At six weeks pregnant with Josh I had a bleed. I was devastated. Here we go again I thought. We’d been trying for so long and wanted this baby so much. I felt sick to my stomach. Given my history I got in to see the doctor that afternoon and he booked me in for a scan the next morning. That wait for the scan was the longest day of my life! Looking back now I should have registered I wasn’t feeling the pain I’d felt with my two miscarriages but I felt so hopeless I couldn’t see any positives. I didn’t speak that whole evening, I just sat pretty much curled up in Sams lap silently crying and praying. I prayed very very hard. No one knew I was pregnant at that point so I couldn’t even turn to anyone other than Sam for advice. I love my husband an insane amount, but sometimes you need another woman, someone who would understand that fear and worry from a female perspective. I remember when we went for the scan the next day I decided to try and be a bit more positive. I can honestly say I’ve never felt such relief and joy as I did when the sonographer told me to look at the pulsating blob on the screen; my babies heartbeat, strong and real! You’ve never heard two people sign relief as loudly as Sam and I did that morning. I felt like the luckiest and most grateful person in the world. It was simply implantation bleeding, something incredibly common in the early stages of pregnancy, although scary none the less.
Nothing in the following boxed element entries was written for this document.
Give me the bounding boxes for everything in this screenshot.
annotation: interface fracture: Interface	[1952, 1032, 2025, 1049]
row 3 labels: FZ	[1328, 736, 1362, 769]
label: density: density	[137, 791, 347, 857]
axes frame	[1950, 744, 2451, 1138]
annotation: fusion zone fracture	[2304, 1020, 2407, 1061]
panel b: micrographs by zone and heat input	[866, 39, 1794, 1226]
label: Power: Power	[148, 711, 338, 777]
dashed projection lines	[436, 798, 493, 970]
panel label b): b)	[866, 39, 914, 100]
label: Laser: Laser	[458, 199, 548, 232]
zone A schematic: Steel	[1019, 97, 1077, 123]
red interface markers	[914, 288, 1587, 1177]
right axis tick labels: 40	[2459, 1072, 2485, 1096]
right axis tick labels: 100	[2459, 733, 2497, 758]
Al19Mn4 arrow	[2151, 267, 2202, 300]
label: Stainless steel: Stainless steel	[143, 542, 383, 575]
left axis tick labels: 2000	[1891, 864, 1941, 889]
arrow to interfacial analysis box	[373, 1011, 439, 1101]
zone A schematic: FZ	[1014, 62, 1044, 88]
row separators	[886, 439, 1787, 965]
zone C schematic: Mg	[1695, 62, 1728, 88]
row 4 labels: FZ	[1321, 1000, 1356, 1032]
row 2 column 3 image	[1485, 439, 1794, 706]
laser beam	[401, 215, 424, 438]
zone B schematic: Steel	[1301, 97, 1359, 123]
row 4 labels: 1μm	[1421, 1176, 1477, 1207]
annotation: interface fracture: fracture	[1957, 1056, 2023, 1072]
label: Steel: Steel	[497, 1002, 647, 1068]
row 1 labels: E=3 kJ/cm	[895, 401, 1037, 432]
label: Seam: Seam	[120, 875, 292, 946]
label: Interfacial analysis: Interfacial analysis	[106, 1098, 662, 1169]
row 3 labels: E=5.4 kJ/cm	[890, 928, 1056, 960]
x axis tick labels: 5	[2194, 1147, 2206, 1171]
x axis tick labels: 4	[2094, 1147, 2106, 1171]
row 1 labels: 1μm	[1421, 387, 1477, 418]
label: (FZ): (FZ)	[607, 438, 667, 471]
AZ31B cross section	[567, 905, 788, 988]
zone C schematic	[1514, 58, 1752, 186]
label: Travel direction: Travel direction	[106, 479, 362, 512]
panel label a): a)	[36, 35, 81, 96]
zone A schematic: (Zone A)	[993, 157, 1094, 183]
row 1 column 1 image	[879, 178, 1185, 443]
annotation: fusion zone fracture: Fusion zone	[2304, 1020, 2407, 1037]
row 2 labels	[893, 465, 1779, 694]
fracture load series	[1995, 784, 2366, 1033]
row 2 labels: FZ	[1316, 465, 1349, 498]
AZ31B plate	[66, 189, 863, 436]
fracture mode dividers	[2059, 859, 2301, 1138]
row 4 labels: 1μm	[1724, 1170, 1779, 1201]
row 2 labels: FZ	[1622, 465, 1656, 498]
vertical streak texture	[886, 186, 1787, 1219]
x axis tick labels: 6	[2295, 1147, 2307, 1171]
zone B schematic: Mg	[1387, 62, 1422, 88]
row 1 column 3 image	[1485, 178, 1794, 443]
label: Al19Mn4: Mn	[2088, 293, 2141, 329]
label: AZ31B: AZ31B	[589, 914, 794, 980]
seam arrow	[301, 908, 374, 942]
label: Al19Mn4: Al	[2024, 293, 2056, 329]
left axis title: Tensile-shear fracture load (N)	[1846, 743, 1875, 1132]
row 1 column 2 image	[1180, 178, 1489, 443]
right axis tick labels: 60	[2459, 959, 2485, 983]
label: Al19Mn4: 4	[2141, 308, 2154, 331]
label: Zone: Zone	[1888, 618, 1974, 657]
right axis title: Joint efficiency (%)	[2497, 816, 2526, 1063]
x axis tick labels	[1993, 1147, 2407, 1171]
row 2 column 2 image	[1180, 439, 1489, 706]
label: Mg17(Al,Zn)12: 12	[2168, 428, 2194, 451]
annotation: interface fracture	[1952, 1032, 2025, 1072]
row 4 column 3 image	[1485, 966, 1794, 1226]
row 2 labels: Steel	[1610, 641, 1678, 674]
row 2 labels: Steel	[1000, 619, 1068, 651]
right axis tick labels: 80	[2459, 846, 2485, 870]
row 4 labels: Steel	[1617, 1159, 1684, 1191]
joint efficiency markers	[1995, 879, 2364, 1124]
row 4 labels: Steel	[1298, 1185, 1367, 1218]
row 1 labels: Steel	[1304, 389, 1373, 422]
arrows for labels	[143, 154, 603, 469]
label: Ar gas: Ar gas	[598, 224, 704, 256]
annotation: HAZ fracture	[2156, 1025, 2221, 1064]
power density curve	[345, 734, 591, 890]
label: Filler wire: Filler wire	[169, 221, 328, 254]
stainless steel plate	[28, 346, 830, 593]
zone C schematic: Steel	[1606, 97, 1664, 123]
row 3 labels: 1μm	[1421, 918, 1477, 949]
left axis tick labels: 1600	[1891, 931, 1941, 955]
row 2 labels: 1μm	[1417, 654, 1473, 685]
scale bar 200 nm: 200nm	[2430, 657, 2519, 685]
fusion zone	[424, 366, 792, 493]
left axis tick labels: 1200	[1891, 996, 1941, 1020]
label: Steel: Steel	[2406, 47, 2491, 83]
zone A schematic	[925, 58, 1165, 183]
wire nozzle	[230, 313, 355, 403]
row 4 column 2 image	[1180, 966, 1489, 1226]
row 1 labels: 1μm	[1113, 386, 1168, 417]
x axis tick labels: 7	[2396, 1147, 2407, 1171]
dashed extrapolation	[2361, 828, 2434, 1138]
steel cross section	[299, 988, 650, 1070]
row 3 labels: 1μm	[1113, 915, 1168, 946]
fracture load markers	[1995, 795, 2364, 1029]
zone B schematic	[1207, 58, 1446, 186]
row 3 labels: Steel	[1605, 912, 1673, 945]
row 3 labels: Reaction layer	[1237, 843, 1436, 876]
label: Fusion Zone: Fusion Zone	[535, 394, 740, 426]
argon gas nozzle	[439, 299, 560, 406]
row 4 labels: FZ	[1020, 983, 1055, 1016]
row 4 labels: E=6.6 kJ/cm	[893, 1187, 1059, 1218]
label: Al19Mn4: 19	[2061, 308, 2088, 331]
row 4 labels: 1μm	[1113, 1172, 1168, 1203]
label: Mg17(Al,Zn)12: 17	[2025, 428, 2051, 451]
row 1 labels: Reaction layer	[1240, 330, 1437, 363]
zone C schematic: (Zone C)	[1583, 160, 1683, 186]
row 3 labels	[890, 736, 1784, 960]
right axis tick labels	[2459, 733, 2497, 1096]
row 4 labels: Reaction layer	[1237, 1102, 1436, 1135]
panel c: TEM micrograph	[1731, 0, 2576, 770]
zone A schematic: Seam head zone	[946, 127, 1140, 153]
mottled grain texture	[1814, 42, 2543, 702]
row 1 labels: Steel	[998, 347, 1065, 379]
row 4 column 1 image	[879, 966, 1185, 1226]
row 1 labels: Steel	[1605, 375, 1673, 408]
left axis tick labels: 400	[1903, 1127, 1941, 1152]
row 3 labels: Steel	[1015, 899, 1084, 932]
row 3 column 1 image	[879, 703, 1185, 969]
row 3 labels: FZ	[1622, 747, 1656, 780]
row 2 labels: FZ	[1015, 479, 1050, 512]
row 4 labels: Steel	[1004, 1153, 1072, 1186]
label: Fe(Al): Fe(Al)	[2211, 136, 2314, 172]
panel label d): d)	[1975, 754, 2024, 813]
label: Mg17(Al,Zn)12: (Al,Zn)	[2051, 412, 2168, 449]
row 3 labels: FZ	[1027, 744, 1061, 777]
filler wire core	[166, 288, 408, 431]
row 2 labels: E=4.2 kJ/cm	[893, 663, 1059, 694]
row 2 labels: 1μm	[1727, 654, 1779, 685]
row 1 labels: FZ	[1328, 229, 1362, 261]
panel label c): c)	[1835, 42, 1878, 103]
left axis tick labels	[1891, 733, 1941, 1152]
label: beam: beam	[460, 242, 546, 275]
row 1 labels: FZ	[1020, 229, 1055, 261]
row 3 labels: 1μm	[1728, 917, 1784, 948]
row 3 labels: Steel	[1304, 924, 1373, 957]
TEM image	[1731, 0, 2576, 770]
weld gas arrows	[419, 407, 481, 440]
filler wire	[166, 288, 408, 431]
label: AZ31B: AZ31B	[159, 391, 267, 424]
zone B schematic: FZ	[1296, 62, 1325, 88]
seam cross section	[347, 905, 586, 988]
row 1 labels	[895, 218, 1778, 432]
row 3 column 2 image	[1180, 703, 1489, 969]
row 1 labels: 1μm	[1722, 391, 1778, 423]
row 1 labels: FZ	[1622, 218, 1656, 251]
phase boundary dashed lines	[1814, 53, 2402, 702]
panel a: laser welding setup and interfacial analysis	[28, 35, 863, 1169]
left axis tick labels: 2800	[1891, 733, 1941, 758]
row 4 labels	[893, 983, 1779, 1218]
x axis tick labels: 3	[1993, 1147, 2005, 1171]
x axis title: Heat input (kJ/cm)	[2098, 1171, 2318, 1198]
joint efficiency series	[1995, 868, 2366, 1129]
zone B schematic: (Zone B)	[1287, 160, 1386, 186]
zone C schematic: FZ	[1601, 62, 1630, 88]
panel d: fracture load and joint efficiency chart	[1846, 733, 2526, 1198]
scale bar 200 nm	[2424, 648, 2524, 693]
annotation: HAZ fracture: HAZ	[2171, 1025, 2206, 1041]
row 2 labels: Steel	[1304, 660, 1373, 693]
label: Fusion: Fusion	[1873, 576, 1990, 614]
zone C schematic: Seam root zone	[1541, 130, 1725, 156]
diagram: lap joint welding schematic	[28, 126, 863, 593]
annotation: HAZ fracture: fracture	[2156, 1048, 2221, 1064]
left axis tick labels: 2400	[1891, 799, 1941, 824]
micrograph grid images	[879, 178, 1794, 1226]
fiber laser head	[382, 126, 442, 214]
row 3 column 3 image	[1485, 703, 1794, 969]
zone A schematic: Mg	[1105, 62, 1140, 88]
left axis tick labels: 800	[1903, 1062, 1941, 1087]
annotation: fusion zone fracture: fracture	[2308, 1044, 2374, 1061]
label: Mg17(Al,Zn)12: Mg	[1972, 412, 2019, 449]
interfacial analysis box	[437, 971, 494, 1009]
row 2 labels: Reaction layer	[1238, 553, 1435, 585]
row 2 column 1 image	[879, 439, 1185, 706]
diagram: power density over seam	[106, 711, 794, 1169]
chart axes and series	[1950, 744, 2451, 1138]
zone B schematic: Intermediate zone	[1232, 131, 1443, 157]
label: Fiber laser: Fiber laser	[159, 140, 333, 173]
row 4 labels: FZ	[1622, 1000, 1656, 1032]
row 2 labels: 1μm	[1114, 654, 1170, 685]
I can’t lie, I was on edge throughout my pregnancy. But as you obviously know all went well and we had our healthy baby boy. I don’t think words will ever express how blessed I feel to have Josh. I have several people close to me who have experienced miscarriage both early and late in pregnancy. It is such a difficult time to go through and I think a lot of women who go through miscarriage in the early stages don’t speak about it for fear of being labelled as someone making a big deal of it! It is a big deal. It is something that stays with you forever. Please, don’t suffer on your own. Turn to people you can talk to about it; don’t bottle it up. And be gentle on yourself; if you need to cry, cry. We are lucky enough now that there are many professional lines of support and information surrounding miscarriage now so if you need to talk to someone completely unrelated and separate then please contact one of the charities I’ve linked at the end of this post.
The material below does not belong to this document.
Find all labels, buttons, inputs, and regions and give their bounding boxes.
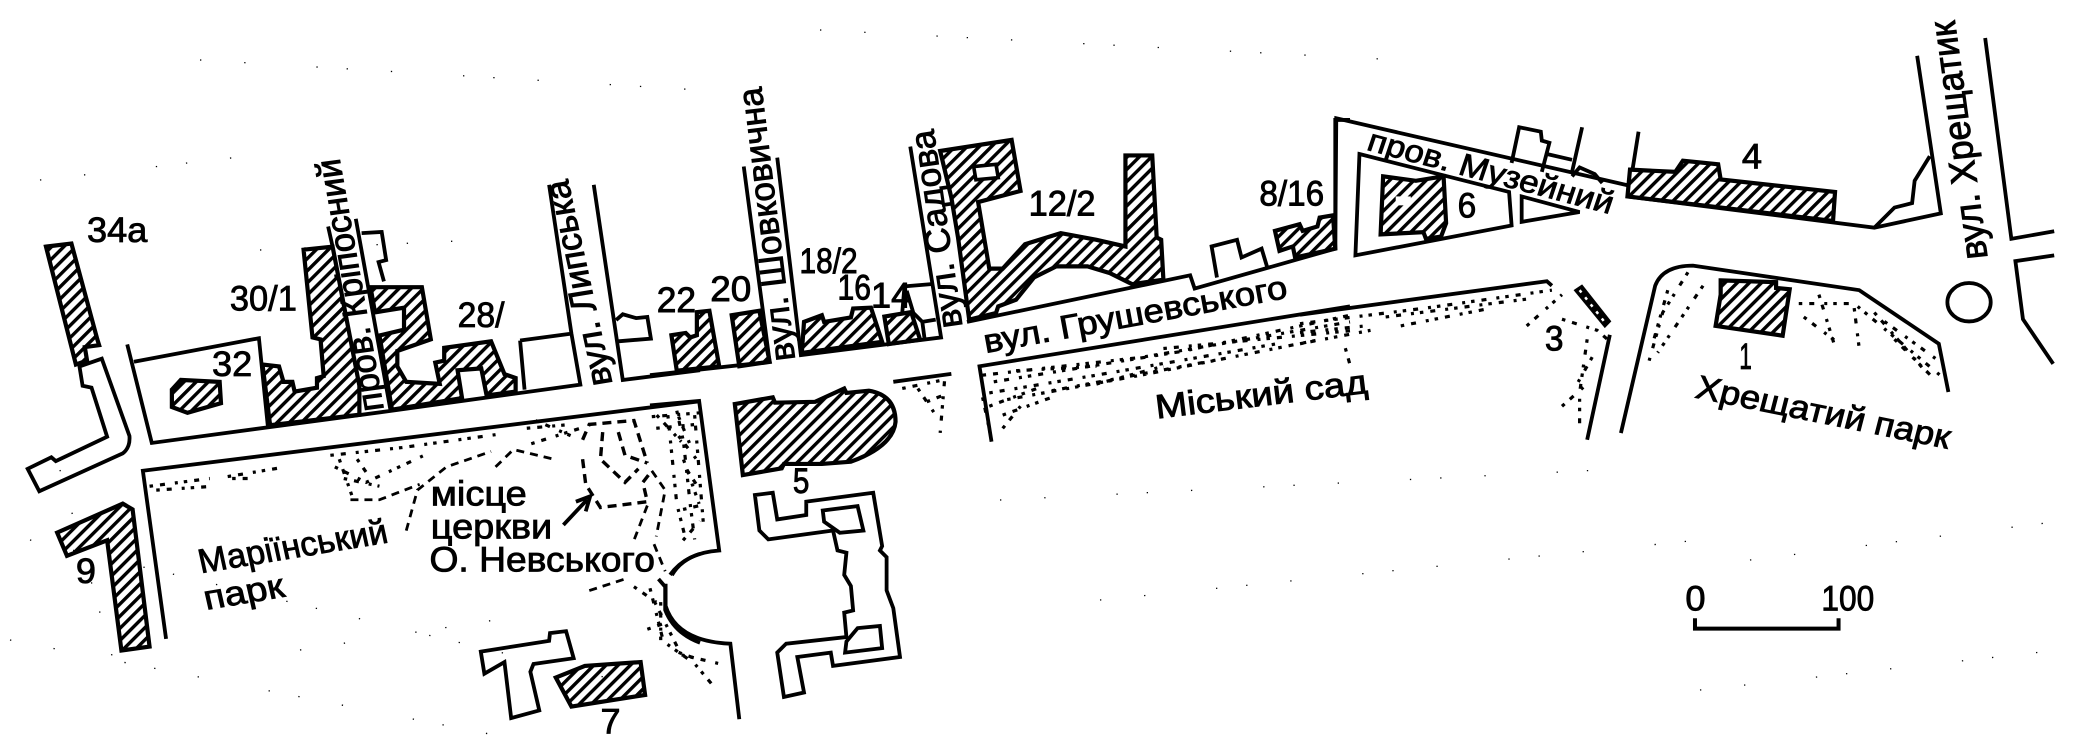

I apologise if you’ve found this post sombre, but it is something that we should be able to speak about. There are far to many taboo subjects yet they are always the subjects that need to be discussed the most because, so often talking about it is the first step to dealing with it and looking forward. As always, this is written from the heart and my own experiences and even if only one person reads this and finds comfort from it, then that will make me happy.